This new life I have, you know, the one where I usually workout at least once per day, sometimes twice; the one where I am uberconcious of what I put into my body–veggies, berries, whole foods, raw foods, yogurt, protein, organic;–you know, the on where I often become ELATED at the LITTLE, SIMPLEST things that this BEAUTIFUL life has to offer; this life is wholly contingent on the fact that I DO NOT smoke anymore.
Now, I am human and I am addicted so I have actually made the mistake, in the past, of thinking “Oh hey! My life is so awesome now! Let’s just start smoking again!”
NOPE. Mind fuck alert!
I repeat: this new life I have is contingent upon the fact that I DO NOT smoke anymore. I can’t have both, you see. To begin smoking again, even once, would take that away. In an instant. In a second. In the snap of a finger. Before you can say “I only smoke when I dr–” New life, gone.
So I’ve got to remember that, you know? But I am a fucking faulty human. Sometimes, certain parts of my brain just Do Not Work. It’s like they’re taking a nap and just won’t wake up for anyone, not even me. What I need is for them to be in high gear. alert! alert! You do not want to do that, dip shit! *insert polite, sing-song-y voice here*
Instead, I have gotten a “meh,” and indifferent headnod-slash-shake from my willpower. A mixed message or, worse, a direct “Leave me alone, alright! I’m Netflix and chillin’ right now!” Hopefully though, I can get my willpower to work full time, not just part time. Maybe that is what is happening now, today. It sure seems to be, but I don’t want to jinx it.
But I’m pretty sure a few minutes ago I witnessed someone smoking (oh yeah, it was my roommate and boyfriend) and instead of envying them I pitied them (this is new). This time, I thought “Man, they have so far to go still.” Because really, we all plan to quit someday, right? Right?!

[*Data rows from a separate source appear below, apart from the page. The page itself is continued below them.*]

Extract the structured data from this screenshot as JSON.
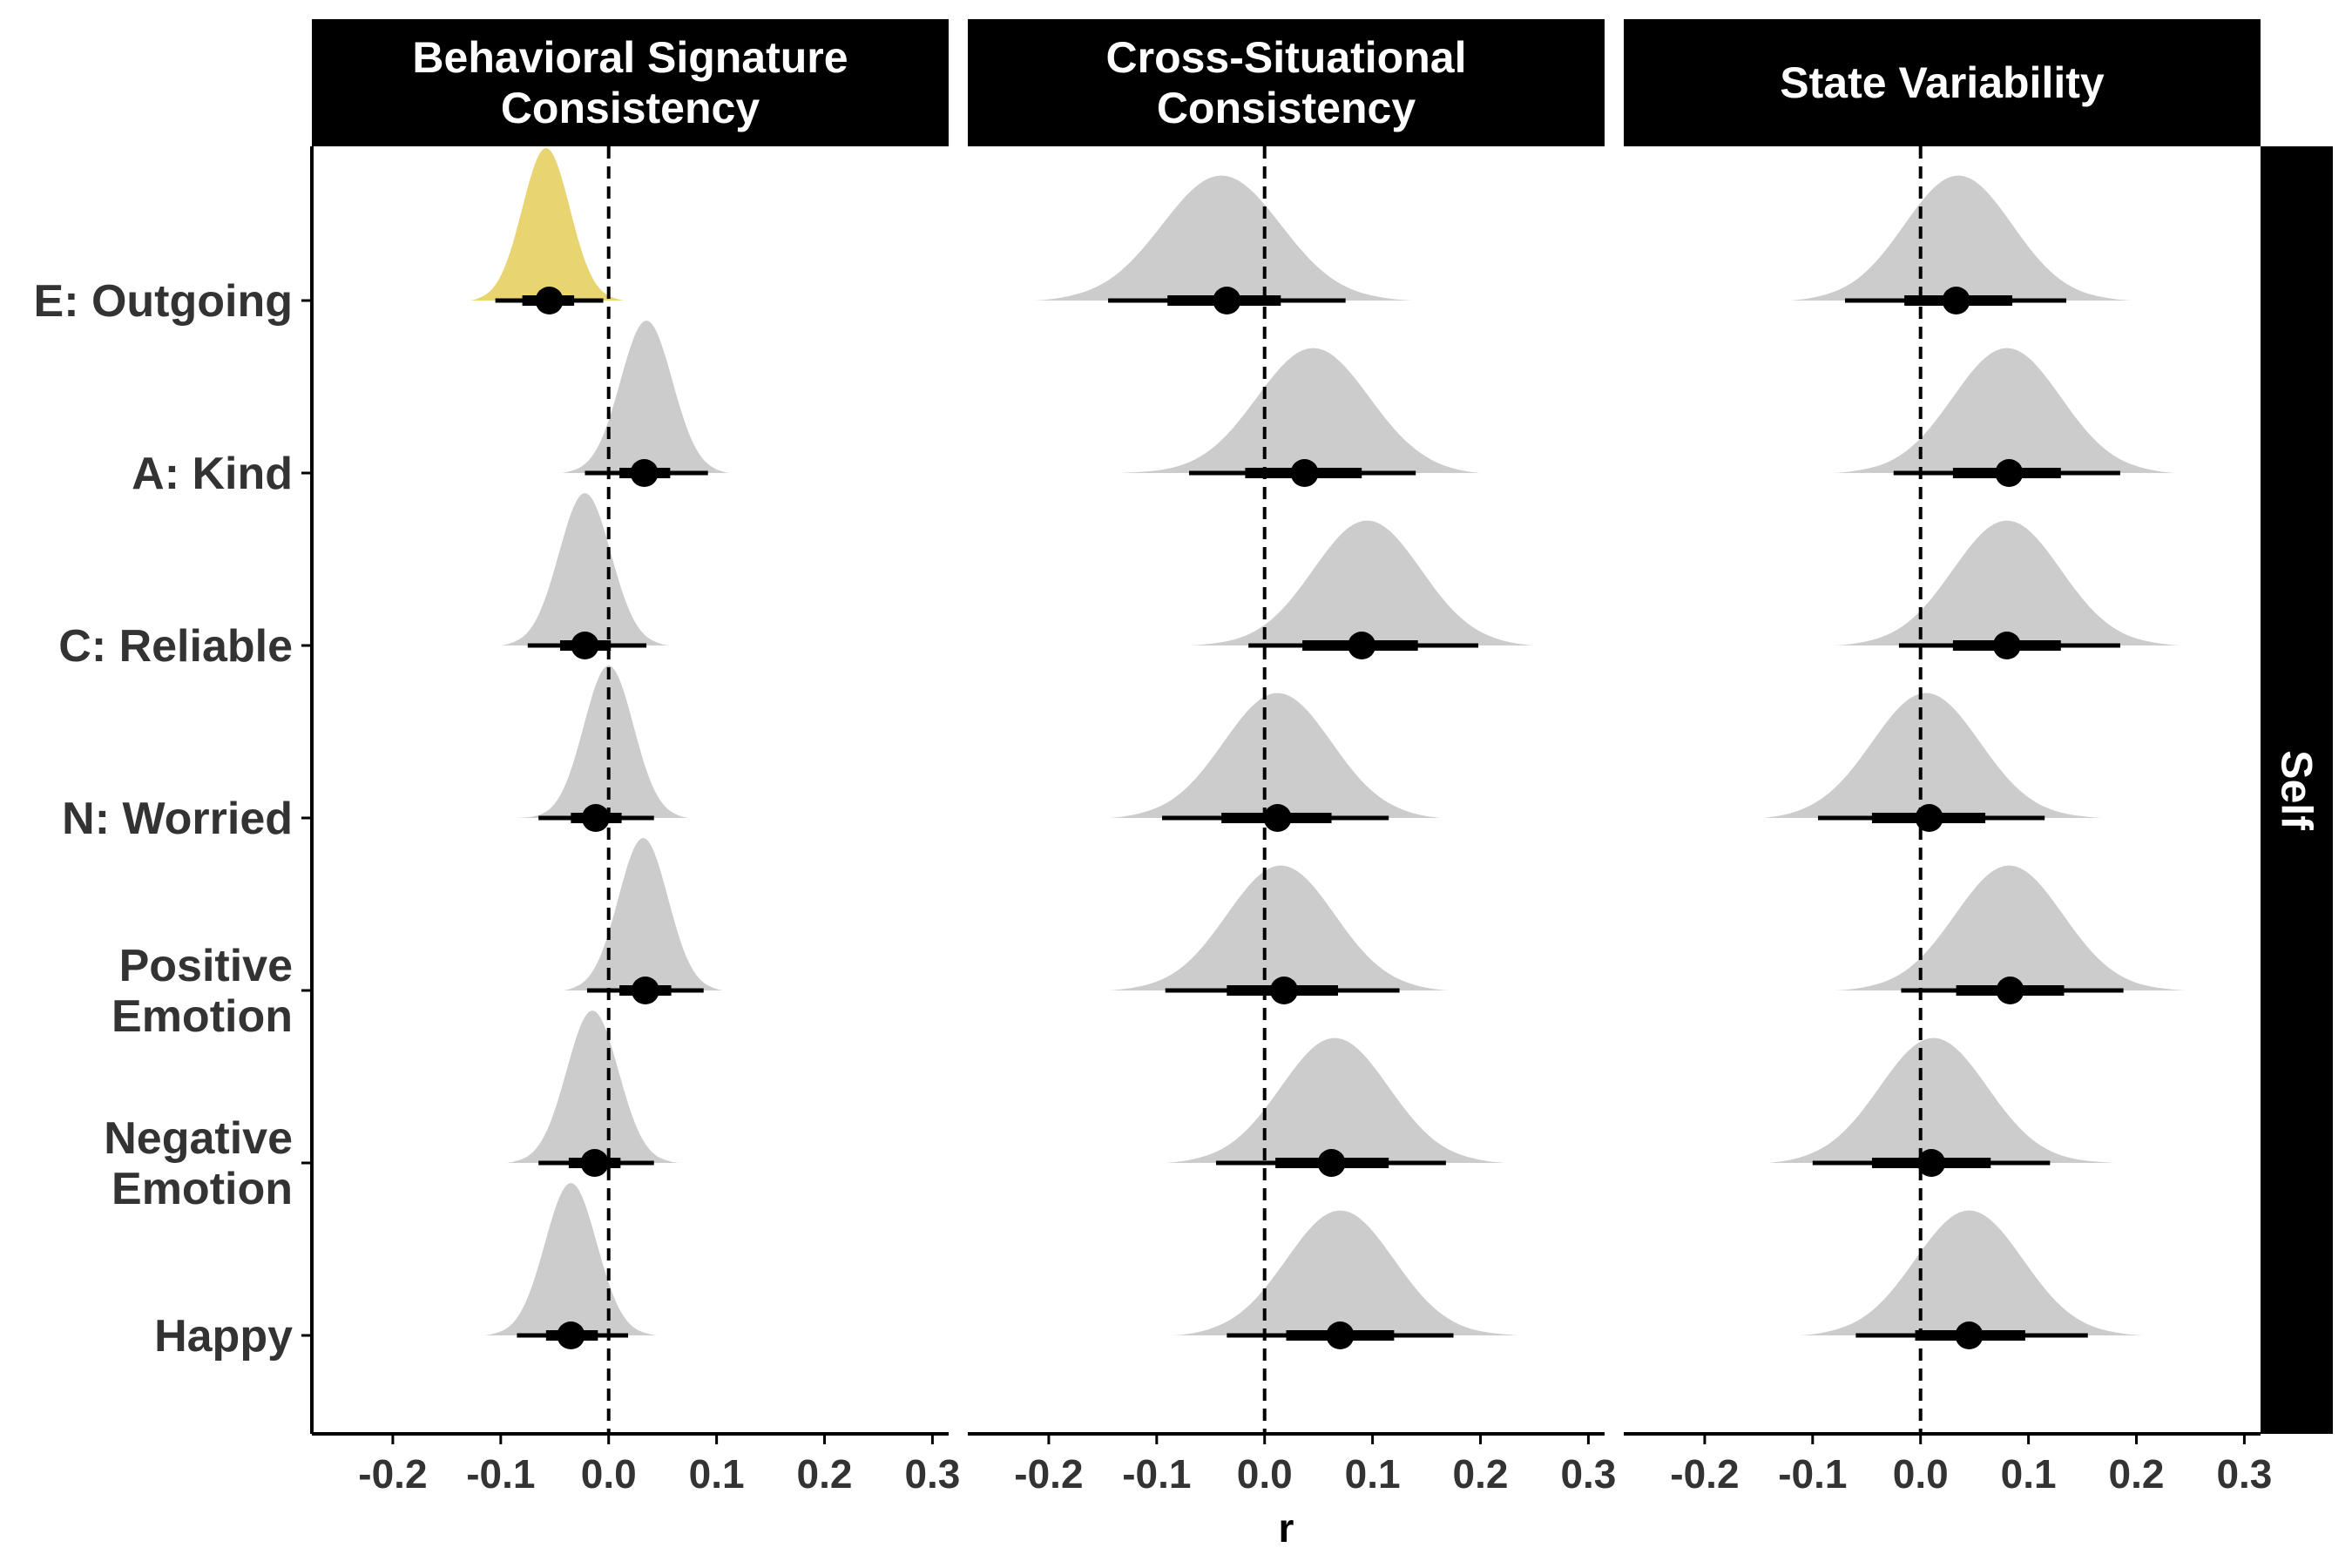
{
  "chart_data": {
    "type": "halfeye",
    "xlabel": "r",
    "xlim": [
      -0.275,
      0.315
    ],
    "xticks": [
      -0.2,
      -0.1,
      0.0,
      0.1,
      0.2,
      0.3
    ],
    "xtick_labels": [
      "-0.2",
      "-0.1",
      "0.0",
      "0.1",
      "0.2",
      "0.3"
    ],
    "reference_line": 0.0,
    "row_facet": "Self",
    "categories": [
      "E: Outgoing",
      "A: Kind",
      "C: Reliable",
      "N: Worried",
      "Positive\nEmotion",
      "Negative\nEmotion",
      "Happy"
    ],
    "panels": [
      {
        "title": "Behavioral Signature\nConsistency",
        "rows": [
          {
            "mode": -0.058,
            "point": -0.055,
            "inner": [
              -0.08,
              -0.032
            ],
            "outer": [
              -0.105,
              -0.005
            ],
            "range": [
              -0.145,
              0.035
            ],
            "sd": 0.022,
            "height": 1.0,
            "highlight": true
          },
          {
            "mode": 0.035,
            "point": 0.033,
            "inner": [
              0.01,
              0.057
            ],
            "outer": [
              -0.022,
              0.092
            ],
            "range": [
              -0.065,
              0.13
            ],
            "sd": 0.024,
            "height": 1.0,
            "highlight": false
          },
          {
            "mode": -0.022,
            "point": -0.022,
            "inner": [
              -0.045,
              0.002
            ],
            "outer": [
              -0.075,
              0.035
            ],
            "range": [
              -0.12,
              0.075
            ],
            "sd": 0.024,
            "height": 1.0,
            "highlight": false
          },
          {
            "mode": 0.0,
            "point": -0.012,
            "inner": [
              -0.035,
              0.012
            ],
            "outer": [
              -0.065,
              0.042
            ],
            "range": [
              -0.12,
              0.095
            ],
            "sd": 0.023,
            "height": 1.0,
            "highlight": false
          },
          {
            "mode": 0.032,
            "point": 0.034,
            "inner": [
              0.01,
              0.058
            ],
            "outer": [
              -0.02,
              0.088
            ],
            "range": [
              -0.06,
              0.125
            ],
            "sd": 0.023,
            "height": 1.0,
            "highlight": false
          },
          {
            "mode": -0.015,
            "point": -0.013,
            "inner": [
              -0.037,
              0.011
            ],
            "outer": [
              -0.065,
              0.042
            ],
            "range": [
              -0.12,
              0.09
            ],
            "sd": 0.024,
            "height": 1.0,
            "highlight": false
          },
          {
            "mode": -0.035,
            "point": -0.035,
            "inner": [
              -0.058,
              -0.01
            ],
            "outer": [
              -0.085,
              0.018
            ],
            "range": [
              -0.14,
              0.07
            ],
            "sd": 0.024,
            "height": 1.0,
            "highlight": false
          }
        ]
      },
      {
        "title": "Cross-Situational\nConsistency",
        "rows": [
          {
            "mode": -0.04,
            "point": -0.035,
            "inner": [
              -0.09,
              0.015
            ],
            "outer": [
              -0.145,
              0.075
            ],
            "range": [
              -0.245,
              0.175
            ],
            "sd": 0.055,
            "height": 0.82,
            "highlight": false
          },
          {
            "mode": 0.045,
            "point": 0.037,
            "inner": [
              -0.018,
              0.09
            ],
            "outer": [
              -0.07,
              0.14
            ],
            "range": [
              -0.19,
              0.21
            ],
            "sd": 0.052,
            "height": 0.82,
            "highlight": false
          },
          {
            "mode": 0.095,
            "point": 0.09,
            "inner": [
              0.035,
              0.142
            ],
            "outer": [
              -0.015,
              0.198
            ],
            "range": [
              -0.11,
              0.275
            ],
            "sd": 0.05,
            "height": 0.82,
            "highlight": false
          },
          {
            "mode": 0.012,
            "point": 0.012,
            "inner": [
              -0.04,
              0.062
            ],
            "outer": [
              -0.095,
              0.115
            ],
            "range": [
              -0.17,
              0.18
            ],
            "sd": 0.05,
            "height": 0.82,
            "highlight": false
          },
          {
            "mode": 0.015,
            "point": 0.018,
            "inner": [
              -0.035,
              0.068
            ],
            "outer": [
              -0.092,
              0.125
            ],
            "range": [
              -0.18,
              0.195
            ],
            "sd": 0.05,
            "height": 0.82,
            "highlight": false
          },
          {
            "mode": 0.065,
            "point": 0.062,
            "inner": [
              0.01,
              0.115
            ],
            "outer": [
              -0.045,
              0.168
            ],
            "range": [
              -0.12,
              0.255
            ],
            "sd": 0.05,
            "height": 0.82,
            "highlight": false
          },
          {
            "mode": 0.07,
            "point": 0.07,
            "inner": [
              0.02,
              0.12
            ],
            "outer": [
              -0.035,
              0.175
            ],
            "range": [
              -0.105,
              0.28
            ],
            "sd": 0.05,
            "height": 0.82,
            "highlight": false
          }
        ]
      },
      {
        "title": "State Variability",
        "rows": [
          {
            "mode": 0.035,
            "point": 0.033,
            "inner": [
              -0.015,
              0.085
            ],
            "outer": [
              -0.07,
              0.135
            ],
            "range": [
              -0.15,
              0.23
            ],
            "sd": 0.05,
            "height": 0.82,
            "highlight": false
          },
          {
            "mode": 0.08,
            "point": 0.082,
            "inner": [
              0.03,
              0.13
            ],
            "outer": [
              -0.025,
              0.185
            ],
            "range": [
              -0.115,
              0.265
            ],
            "sd": 0.05,
            "height": 0.82,
            "highlight": false
          },
          {
            "mode": 0.08,
            "point": 0.08,
            "inner": [
              0.03,
              0.13
            ],
            "outer": [
              -0.02,
              0.185
            ],
            "range": [
              -0.115,
              0.28
            ],
            "sd": 0.05,
            "height": 0.82,
            "highlight": false
          },
          {
            "mode": 0.005,
            "point": 0.008,
            "inner": [
              -0.045,
              0.06
            ],
            "outer": [
              -0.095,
              0.115
            ],
            "range": [
              -0.165,
              0.21
            ],
            "sd": 0.05,
            "height": 0.82,
            "highlight": false
          },
          {
            "mode": 0.082,
            "point": 0.083,
            "inner": [
              0.033,
              0.133
            ],
            "outer": [
              -0.018,
              0.188
            ],
            "range": [
              -0.115,
              0.29
            ],
            "sd": 0.05,
            "height": 0.82,
            "highlight": false
          },
          {
            "mode": 0.012,
            "point": 0.01,
            "inner": [
              -0.045,
              0.065
            ],
            "outer": [
              -0.1,
              0.12
            ],
            "range": [
              -0.165,
              0.23
            ],
            "sd": 0.05,
            "height": 0.82,
            "highlight": false
          },
          {
            "mode": 0.045,
            "point": 0.045,
            "inner": [
              -0.005,
              0.097
            ],
            "outer": [
              -0.06,
              0.155
            ],
            "range": [
              -0.14,
              0.24
            ],
            "sd": 0.05,
            "height": 0.82,
            "highlight": false
          }
        ]
      }
    ],
    "colors": {
      "density": "#cccccc",
      "highlight": "#e8d470",
      "point": "#000000",
      "strip_bg": "#000000",
      "strip_text": "#ffffff",
      "axis": "#000000",
      "tick_label": "#333333"
    }
  }
}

This new life I have, you know, the one where I am proudly healthy and wholesome (I make fresh, homemade berry smoothies every morning and take fish oil daily, things I certainly never did before!) and I wear perky ponytails and workout shorts (and not just for fun, but because I’m actually going to the gym!). This new life, it is contingent on the fact that I don’t smoke anymore. Like not even once. Like that’s the whole point. Like, get over it already–what do I want? The Good Life? Or the my-life-would-be-good-if-I-could-just-quit-smoking-life.
I once read this: “You will experience dissatisfaction either way. Either you are dissatisfied because you “can’t smoke” anymore or you are dissatisfied because you are smoking and you can’t quit.” The choice is obvious: choose the one that wont kill you, and be happily, healthfully, dissatisfied. If you even want to call it that.
THIS is the good life. Here I am, on the right side of my life!